A Oração de Habacuque

Oração não é a única coisa a se fazer, mas é primordial. Ao saírem do Egito, os israelitas entraram em um conflito. À primeira vista, pode parecer que Josué recebeu a tarefa mais difícil de liderar a luta, enquanto Moisés escolheu uma opção mais branda ao subir ao local de oração. Mas não é este o caso. Moisés era o homem que precisava de apoio na tarefa quase impossível de manter os braços erguidos, enquanto Josué se movia firmemente para a vitória, desde que aqueles braços de intercessão estivessem levantados para o céu. No final dessa batalha e com a segurança de Jeová-nissi – O Senhor é minha bandeira – Josué foi informado de que essa batalha divina continuaria “de geração em geração” (Êxodo 17:16). Séculos depois, Habacuque também se encontrou envolvido nesse conflito espiritual.

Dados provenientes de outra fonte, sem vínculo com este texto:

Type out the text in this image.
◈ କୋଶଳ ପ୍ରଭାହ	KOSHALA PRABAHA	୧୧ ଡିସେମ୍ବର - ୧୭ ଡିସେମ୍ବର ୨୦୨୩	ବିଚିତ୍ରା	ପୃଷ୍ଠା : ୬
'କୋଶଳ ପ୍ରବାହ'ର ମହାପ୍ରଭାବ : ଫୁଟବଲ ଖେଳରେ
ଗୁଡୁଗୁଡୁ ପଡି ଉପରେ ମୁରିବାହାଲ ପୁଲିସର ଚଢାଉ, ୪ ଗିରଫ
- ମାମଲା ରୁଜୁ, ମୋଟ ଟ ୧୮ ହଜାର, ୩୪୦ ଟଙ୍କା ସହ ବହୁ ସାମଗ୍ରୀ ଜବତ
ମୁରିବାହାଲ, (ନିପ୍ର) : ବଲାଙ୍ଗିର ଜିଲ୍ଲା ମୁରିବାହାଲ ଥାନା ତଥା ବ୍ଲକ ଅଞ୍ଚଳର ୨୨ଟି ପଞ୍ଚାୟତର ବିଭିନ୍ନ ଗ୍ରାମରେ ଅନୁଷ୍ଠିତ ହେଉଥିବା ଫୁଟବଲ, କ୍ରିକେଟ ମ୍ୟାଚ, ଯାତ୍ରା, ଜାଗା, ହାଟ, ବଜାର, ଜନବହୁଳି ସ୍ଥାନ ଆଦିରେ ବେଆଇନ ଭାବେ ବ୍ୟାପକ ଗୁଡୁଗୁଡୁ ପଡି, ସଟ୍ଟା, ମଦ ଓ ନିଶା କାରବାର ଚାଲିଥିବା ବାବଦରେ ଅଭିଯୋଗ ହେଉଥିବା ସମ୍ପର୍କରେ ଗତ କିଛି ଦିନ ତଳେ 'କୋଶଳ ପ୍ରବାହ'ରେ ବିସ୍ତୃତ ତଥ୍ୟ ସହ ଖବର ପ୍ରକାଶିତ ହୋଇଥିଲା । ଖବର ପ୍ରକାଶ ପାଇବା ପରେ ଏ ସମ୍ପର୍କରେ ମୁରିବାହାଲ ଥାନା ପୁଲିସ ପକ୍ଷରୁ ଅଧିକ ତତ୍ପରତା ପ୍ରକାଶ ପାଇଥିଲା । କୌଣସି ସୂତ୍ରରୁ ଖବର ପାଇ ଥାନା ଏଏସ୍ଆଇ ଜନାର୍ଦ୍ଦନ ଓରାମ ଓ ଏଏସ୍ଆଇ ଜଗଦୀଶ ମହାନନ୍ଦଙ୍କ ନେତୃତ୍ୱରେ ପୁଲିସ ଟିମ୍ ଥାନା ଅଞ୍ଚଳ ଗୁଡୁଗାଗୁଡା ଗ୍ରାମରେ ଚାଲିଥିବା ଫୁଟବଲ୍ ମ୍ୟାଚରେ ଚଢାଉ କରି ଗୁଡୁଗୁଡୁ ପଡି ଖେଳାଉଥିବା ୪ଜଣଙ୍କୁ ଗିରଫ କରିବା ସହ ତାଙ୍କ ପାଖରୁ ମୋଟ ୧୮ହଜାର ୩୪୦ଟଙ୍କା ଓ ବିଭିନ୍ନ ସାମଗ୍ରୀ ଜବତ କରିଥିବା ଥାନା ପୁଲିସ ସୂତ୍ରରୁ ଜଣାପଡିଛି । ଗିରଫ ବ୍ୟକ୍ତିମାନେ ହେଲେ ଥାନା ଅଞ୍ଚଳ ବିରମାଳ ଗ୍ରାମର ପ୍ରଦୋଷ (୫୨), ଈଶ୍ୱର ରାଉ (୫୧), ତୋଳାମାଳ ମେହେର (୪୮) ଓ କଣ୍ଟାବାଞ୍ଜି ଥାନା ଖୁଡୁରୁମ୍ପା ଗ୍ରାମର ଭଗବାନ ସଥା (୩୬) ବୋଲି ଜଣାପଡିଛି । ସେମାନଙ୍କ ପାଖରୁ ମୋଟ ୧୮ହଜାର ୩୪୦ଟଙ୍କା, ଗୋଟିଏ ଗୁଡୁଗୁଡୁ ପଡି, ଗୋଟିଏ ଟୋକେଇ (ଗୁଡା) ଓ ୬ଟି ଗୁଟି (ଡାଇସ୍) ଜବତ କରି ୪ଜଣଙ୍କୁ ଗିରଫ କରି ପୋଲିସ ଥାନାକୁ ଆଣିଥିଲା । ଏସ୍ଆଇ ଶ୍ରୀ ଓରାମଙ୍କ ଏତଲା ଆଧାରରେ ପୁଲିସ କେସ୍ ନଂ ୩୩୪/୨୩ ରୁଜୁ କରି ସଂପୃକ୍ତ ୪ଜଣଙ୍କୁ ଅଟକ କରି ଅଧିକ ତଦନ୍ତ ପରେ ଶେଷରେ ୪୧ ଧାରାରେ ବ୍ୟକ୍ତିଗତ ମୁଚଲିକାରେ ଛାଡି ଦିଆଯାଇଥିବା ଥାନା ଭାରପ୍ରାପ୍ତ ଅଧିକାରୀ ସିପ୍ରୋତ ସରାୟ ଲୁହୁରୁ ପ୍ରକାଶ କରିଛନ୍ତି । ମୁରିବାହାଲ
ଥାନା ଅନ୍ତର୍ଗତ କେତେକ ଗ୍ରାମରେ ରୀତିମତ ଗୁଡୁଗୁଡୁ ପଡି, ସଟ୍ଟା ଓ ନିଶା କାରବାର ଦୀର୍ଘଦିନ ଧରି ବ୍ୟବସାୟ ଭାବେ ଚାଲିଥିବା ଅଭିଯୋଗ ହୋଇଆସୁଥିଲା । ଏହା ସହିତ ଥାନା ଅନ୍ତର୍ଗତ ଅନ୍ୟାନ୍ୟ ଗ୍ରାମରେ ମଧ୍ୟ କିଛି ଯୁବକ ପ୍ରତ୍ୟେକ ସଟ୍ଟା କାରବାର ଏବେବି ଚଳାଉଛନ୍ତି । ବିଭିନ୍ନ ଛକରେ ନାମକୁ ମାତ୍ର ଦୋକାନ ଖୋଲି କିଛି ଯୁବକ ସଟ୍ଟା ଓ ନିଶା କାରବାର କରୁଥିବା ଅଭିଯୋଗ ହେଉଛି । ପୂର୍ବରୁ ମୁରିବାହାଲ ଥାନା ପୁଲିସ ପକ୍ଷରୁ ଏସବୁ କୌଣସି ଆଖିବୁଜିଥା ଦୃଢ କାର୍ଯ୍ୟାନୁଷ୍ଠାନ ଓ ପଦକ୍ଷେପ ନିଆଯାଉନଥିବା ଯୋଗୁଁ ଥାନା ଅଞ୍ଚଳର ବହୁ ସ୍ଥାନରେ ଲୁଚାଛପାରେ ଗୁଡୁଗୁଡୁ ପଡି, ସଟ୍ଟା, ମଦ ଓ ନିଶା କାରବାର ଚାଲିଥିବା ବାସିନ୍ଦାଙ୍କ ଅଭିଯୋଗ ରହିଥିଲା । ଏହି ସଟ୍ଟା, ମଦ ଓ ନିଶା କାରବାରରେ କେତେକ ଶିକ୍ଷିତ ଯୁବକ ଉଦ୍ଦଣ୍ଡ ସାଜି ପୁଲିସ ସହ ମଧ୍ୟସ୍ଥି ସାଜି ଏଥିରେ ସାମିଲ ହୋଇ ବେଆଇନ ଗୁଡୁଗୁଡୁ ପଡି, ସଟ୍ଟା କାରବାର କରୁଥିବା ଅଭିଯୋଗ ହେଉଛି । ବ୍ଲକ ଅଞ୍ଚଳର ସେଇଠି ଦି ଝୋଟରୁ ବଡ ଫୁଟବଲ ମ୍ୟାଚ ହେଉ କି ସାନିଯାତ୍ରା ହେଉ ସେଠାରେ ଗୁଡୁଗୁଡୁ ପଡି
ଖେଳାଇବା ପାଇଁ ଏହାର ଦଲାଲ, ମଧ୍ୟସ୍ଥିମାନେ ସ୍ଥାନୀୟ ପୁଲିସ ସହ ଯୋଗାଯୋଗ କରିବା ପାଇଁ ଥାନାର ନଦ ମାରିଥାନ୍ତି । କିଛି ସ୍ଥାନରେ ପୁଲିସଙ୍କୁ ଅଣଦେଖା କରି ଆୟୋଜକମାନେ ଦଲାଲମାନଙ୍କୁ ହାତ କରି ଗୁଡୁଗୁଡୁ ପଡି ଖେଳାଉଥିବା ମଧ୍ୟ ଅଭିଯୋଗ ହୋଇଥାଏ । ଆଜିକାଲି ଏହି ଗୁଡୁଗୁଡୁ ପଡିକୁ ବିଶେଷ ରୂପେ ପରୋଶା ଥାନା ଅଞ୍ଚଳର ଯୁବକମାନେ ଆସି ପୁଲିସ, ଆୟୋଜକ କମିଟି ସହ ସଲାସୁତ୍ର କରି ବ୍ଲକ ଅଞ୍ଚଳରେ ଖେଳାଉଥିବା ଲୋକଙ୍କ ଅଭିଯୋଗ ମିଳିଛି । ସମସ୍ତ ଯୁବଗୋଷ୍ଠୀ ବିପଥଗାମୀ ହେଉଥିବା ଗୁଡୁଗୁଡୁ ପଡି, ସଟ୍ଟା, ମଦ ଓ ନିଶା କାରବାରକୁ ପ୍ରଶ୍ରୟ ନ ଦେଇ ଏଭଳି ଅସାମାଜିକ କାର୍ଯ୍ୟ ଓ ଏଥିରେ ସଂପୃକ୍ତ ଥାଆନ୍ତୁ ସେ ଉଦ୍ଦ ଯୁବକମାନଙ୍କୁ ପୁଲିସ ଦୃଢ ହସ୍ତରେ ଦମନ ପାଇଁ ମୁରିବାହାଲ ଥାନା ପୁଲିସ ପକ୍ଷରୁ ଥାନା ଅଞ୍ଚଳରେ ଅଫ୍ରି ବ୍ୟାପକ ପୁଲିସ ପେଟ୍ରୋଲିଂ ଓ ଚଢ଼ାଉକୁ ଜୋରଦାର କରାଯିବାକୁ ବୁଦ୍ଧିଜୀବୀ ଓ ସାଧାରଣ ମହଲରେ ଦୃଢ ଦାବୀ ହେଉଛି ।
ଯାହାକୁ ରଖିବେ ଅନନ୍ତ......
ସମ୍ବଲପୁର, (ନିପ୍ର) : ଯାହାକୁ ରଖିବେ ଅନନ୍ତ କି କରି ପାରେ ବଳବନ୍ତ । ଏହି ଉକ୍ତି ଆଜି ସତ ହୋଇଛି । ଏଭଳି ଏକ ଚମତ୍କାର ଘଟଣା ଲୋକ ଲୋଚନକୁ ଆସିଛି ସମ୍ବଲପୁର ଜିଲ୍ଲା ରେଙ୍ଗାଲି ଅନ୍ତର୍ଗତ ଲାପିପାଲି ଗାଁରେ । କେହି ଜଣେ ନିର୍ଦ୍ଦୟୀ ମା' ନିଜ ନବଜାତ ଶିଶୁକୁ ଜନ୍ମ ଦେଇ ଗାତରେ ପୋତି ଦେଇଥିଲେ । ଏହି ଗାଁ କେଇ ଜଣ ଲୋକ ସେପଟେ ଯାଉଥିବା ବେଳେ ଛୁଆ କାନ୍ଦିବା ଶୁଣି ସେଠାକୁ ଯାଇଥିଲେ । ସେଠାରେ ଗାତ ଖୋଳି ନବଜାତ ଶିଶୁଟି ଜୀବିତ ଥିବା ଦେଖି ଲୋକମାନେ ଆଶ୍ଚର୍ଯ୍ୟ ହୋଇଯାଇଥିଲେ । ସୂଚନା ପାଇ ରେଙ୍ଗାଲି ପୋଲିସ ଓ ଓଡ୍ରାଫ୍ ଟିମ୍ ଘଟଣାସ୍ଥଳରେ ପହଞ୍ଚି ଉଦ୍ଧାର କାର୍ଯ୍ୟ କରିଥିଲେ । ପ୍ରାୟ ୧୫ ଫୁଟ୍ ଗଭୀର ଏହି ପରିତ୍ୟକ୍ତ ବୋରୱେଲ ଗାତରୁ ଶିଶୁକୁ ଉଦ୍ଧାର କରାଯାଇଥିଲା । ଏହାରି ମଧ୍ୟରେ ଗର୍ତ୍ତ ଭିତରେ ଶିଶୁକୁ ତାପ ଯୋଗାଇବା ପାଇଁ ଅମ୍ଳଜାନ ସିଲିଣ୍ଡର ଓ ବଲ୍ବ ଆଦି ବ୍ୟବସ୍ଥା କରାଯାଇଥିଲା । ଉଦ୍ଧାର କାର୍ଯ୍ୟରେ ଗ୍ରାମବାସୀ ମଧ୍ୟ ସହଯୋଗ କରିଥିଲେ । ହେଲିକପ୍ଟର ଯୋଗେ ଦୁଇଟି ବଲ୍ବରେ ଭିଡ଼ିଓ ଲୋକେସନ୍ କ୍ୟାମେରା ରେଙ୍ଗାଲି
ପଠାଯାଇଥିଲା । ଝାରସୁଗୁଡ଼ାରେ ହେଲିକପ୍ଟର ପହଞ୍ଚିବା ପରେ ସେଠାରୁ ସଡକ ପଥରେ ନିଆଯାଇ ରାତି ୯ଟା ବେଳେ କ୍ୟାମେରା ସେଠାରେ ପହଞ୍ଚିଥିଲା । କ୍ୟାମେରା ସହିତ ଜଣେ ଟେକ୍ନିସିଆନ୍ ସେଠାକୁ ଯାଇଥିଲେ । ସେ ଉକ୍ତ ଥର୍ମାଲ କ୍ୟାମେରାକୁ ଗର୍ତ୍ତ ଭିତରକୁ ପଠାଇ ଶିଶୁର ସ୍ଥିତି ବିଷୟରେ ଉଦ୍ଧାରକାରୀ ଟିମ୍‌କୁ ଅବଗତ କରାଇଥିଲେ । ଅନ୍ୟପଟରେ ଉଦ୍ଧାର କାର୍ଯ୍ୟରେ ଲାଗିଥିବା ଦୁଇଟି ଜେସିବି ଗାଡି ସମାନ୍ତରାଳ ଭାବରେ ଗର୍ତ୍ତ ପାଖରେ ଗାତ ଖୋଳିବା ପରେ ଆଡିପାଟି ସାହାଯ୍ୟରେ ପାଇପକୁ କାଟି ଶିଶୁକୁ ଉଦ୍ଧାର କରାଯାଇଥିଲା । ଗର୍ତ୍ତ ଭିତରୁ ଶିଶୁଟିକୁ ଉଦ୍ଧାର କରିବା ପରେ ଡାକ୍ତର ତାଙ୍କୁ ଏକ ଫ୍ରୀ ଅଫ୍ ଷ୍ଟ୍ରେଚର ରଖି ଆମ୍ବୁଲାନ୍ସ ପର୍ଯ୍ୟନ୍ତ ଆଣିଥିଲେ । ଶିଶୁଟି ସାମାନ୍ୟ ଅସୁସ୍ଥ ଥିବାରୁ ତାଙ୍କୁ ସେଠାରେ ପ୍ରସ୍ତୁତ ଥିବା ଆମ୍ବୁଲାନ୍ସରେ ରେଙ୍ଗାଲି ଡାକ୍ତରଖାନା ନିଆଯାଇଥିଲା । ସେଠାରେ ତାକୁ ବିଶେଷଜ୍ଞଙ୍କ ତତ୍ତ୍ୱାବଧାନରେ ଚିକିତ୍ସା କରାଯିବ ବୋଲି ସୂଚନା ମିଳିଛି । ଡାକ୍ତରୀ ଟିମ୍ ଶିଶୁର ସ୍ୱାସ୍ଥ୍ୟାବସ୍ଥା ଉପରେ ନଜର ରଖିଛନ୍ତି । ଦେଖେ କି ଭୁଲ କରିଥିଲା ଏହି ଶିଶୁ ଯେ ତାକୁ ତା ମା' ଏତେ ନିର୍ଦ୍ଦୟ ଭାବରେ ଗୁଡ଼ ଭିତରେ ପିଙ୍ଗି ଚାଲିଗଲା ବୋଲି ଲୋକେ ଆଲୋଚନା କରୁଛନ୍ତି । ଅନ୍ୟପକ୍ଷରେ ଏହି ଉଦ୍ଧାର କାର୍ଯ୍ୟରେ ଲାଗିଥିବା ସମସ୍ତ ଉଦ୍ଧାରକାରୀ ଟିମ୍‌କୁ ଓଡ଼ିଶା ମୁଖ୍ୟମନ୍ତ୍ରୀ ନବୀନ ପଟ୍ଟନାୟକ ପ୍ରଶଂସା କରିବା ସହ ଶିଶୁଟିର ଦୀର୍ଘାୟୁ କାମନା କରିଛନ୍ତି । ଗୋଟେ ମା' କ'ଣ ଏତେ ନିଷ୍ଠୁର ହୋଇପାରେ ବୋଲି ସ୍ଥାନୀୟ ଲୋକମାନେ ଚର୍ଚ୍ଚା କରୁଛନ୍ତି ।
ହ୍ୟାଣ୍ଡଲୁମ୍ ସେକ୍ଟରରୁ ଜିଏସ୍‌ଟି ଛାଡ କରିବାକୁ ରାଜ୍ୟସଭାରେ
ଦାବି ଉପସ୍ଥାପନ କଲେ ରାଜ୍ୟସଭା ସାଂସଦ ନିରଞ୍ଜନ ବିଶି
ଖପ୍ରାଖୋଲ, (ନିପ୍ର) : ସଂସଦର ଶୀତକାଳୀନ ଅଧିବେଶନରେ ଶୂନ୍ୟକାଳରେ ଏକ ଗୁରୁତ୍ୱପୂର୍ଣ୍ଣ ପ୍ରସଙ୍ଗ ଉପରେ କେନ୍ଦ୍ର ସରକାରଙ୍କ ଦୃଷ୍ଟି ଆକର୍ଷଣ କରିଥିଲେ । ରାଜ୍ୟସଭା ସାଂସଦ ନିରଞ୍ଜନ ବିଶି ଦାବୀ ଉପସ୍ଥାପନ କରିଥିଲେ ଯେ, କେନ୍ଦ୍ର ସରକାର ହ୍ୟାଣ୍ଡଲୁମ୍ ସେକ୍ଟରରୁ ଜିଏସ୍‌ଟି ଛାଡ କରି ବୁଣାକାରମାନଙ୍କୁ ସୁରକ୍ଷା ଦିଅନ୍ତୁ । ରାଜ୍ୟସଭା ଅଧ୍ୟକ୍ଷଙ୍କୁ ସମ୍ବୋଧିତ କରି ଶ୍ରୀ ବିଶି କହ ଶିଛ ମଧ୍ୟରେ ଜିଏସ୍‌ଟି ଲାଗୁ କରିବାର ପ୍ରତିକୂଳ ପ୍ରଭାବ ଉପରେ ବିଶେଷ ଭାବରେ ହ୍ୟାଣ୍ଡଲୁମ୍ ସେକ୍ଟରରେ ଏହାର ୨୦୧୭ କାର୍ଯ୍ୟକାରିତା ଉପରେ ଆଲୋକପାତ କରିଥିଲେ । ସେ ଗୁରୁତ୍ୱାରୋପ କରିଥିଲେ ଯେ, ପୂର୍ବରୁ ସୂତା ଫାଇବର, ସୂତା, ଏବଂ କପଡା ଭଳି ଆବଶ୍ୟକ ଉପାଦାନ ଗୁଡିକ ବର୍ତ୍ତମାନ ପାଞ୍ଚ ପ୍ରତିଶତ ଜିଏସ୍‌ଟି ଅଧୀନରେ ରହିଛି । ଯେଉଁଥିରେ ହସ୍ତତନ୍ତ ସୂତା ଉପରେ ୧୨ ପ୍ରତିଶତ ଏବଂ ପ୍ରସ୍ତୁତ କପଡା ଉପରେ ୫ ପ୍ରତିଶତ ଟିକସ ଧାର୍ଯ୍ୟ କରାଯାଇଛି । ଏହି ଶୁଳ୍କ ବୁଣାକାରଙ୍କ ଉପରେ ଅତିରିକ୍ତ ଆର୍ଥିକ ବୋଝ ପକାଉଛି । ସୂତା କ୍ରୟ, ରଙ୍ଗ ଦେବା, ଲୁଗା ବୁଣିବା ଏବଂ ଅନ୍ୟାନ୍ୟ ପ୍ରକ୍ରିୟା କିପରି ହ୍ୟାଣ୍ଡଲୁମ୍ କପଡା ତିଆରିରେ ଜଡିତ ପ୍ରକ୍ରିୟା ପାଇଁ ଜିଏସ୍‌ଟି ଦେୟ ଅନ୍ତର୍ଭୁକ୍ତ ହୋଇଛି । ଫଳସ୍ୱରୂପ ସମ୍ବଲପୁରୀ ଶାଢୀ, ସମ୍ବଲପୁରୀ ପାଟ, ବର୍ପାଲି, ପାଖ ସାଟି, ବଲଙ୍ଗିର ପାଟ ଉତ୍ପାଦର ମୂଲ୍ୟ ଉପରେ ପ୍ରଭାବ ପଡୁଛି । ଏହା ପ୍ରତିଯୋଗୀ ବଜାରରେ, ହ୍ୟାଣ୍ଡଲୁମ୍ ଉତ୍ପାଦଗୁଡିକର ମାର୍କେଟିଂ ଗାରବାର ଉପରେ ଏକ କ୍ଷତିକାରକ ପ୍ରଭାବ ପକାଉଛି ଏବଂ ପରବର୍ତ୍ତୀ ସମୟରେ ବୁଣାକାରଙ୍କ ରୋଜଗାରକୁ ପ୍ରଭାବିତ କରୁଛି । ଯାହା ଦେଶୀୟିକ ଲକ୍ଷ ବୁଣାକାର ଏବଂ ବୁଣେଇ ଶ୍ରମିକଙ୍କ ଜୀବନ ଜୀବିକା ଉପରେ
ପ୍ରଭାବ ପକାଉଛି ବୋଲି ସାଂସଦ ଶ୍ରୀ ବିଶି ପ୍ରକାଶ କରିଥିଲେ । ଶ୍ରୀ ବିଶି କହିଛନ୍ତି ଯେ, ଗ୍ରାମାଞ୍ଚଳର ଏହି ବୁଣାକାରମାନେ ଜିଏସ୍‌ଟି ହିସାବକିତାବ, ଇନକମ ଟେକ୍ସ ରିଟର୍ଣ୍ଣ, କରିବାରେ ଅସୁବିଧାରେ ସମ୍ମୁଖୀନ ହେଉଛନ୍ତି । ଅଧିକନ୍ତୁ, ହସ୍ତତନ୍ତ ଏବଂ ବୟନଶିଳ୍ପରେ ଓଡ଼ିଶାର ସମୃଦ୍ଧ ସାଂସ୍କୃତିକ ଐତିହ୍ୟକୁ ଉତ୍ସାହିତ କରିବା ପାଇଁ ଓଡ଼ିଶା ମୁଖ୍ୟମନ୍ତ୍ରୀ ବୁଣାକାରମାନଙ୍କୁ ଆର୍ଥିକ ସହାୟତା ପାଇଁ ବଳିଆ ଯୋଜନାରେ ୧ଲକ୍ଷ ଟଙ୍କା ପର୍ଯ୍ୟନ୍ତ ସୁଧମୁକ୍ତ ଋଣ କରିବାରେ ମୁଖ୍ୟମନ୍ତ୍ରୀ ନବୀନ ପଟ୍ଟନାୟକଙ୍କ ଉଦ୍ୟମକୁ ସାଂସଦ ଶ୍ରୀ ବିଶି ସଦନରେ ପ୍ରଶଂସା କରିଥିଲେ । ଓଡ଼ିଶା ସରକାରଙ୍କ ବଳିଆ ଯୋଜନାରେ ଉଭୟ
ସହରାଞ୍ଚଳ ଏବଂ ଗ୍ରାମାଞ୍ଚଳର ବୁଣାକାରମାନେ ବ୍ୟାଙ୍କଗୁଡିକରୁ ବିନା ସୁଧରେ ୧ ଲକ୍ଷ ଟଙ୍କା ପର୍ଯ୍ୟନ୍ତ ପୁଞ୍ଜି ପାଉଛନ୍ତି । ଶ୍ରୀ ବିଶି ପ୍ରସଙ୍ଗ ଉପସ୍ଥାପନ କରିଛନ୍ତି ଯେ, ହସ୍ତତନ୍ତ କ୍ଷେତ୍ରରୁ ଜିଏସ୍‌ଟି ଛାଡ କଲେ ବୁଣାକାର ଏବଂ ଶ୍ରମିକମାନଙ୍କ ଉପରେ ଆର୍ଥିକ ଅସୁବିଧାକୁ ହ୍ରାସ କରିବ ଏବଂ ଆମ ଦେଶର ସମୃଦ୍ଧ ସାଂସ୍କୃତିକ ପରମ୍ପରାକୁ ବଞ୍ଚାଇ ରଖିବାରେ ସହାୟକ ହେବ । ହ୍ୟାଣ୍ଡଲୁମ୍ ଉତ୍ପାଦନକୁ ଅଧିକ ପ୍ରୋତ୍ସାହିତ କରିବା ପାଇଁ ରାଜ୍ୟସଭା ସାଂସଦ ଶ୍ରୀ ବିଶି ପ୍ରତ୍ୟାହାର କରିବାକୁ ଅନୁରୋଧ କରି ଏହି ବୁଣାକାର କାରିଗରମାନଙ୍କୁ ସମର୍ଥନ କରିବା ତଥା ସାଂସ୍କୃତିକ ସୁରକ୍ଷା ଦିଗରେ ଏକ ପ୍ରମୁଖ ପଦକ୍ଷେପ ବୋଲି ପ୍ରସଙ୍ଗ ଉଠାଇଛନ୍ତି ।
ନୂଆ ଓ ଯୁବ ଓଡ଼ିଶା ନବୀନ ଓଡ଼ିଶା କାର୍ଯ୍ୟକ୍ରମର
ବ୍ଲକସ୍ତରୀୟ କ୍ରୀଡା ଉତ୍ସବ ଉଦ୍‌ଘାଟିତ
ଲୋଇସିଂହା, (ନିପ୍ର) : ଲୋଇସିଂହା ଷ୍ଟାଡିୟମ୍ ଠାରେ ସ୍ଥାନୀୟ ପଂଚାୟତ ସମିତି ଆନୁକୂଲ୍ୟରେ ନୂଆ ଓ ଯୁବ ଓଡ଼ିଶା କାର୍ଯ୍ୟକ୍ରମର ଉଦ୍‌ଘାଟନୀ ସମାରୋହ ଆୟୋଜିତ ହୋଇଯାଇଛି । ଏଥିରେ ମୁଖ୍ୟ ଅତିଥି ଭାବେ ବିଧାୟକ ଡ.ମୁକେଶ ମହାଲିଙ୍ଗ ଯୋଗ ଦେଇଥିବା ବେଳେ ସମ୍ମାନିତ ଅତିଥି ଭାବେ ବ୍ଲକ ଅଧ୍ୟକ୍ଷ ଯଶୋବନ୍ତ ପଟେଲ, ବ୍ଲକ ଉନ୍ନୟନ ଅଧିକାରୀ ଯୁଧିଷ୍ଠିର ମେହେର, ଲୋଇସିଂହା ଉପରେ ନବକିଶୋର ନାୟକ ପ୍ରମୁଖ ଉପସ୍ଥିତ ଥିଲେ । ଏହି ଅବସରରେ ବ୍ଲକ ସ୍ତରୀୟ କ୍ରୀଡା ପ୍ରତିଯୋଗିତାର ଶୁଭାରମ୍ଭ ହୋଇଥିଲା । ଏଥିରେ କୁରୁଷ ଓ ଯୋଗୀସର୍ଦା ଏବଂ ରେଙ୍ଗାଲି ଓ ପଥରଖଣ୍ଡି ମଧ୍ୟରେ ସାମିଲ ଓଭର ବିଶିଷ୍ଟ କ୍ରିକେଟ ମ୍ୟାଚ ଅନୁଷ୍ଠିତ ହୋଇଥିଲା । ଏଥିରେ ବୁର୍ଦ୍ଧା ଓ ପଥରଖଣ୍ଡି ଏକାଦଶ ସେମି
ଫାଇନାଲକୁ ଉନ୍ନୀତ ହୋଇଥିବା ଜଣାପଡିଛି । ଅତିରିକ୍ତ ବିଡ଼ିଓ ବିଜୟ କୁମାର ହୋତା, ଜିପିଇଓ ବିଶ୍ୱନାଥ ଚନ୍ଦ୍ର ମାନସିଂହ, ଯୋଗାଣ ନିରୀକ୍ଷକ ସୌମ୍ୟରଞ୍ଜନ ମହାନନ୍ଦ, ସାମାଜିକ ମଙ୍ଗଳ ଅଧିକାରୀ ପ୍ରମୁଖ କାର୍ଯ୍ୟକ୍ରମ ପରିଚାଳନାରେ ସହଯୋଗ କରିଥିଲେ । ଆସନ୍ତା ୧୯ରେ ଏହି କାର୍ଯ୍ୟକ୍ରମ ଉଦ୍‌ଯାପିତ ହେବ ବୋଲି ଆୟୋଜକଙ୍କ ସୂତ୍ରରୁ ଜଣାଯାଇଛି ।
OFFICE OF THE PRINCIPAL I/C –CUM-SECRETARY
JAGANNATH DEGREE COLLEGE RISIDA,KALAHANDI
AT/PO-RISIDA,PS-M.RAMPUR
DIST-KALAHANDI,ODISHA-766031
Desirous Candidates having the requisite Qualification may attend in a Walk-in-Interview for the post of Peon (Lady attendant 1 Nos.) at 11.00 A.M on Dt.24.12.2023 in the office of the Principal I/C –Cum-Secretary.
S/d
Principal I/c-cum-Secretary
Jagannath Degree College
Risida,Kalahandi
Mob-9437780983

Parece que o nome do profeta, bastante incomum, foi derivado de uma forma intensiva de um verbo que significa “abraçar”. Isso pode ser explicado de várias formas como: alguém que abraça carinhosamente os propósitos de Deus ou, alternativamente, um homem que encara problemas espirituais no abraço de um lutador opositor. Os primeiros versos nos mostram claramente que o profeta está lidando com um grande problema. Então, prefiro a ideia de combate, especialmente porque esta é a essência na oração sugerida por Efésios 6:12. A principal ocupação de Habacuque era a oração. Seu pequeno livro não trata do ministério habitual de um profeta, a saber, falar aos homens em nome de Deus, mas descreve a atividade de falar a Deus em nome de Seu povo. Esta deve ser sempre uma prioridade profética: “Ele é profeta e intercederá por ti“, disse Deus no início [a respeito de Abraão] (Gênesis 20:7). Para Habacuque, orar não era uma tarefa fácil. Assim como nós, ele viveu num mundo conturbado. Não é necessário nos preocupar com as alusões históricas no livro, mas pelo menos podemos prontamente nos identificar com um homem que está perplexo com os eventos da época em que vivia e que tinham lugar especialmente entre o povo de Deus. Ele também foi tentado a questionar as atividades – ou talvez a inatividade – do seu Deus. Vejamos então cada capítulo do livro:

Capítulo 1. O Problema da Fé

Não é de surpreender que o homem que levava os interesses de Deus tão a sério estivesse clamando: “Até quando?”, e estivesse sendo levado quase ao desespero em seu questionamento: “Por que …?”. Ele podia contar nos dedos os inimigos ameaçando trazer derrota e destruição, e para ele, parecia que o Senhor não iria ouvi-lo nem libertar o Seu povo. Este não era o questionamento mesquinho de um homem a respeito de seus problemas pessoais, por mais razoável que isso pudesse ser, mas se referia a vasta questão dos interesses de Deus, no que se relaciona ao Seu povo redimido. Algumas de suas palavras têm uma familiaridade infeliz para nós: ’destruição’, ‘violência’, ‘contendas’, ‘conflito e contenda’, ‘justiça torcida’. Nós nos sentimos tão desamparados, assim como aconteceu com Habacuque. Mas um homem nunca fica desamparado quando tem acesso a Deus.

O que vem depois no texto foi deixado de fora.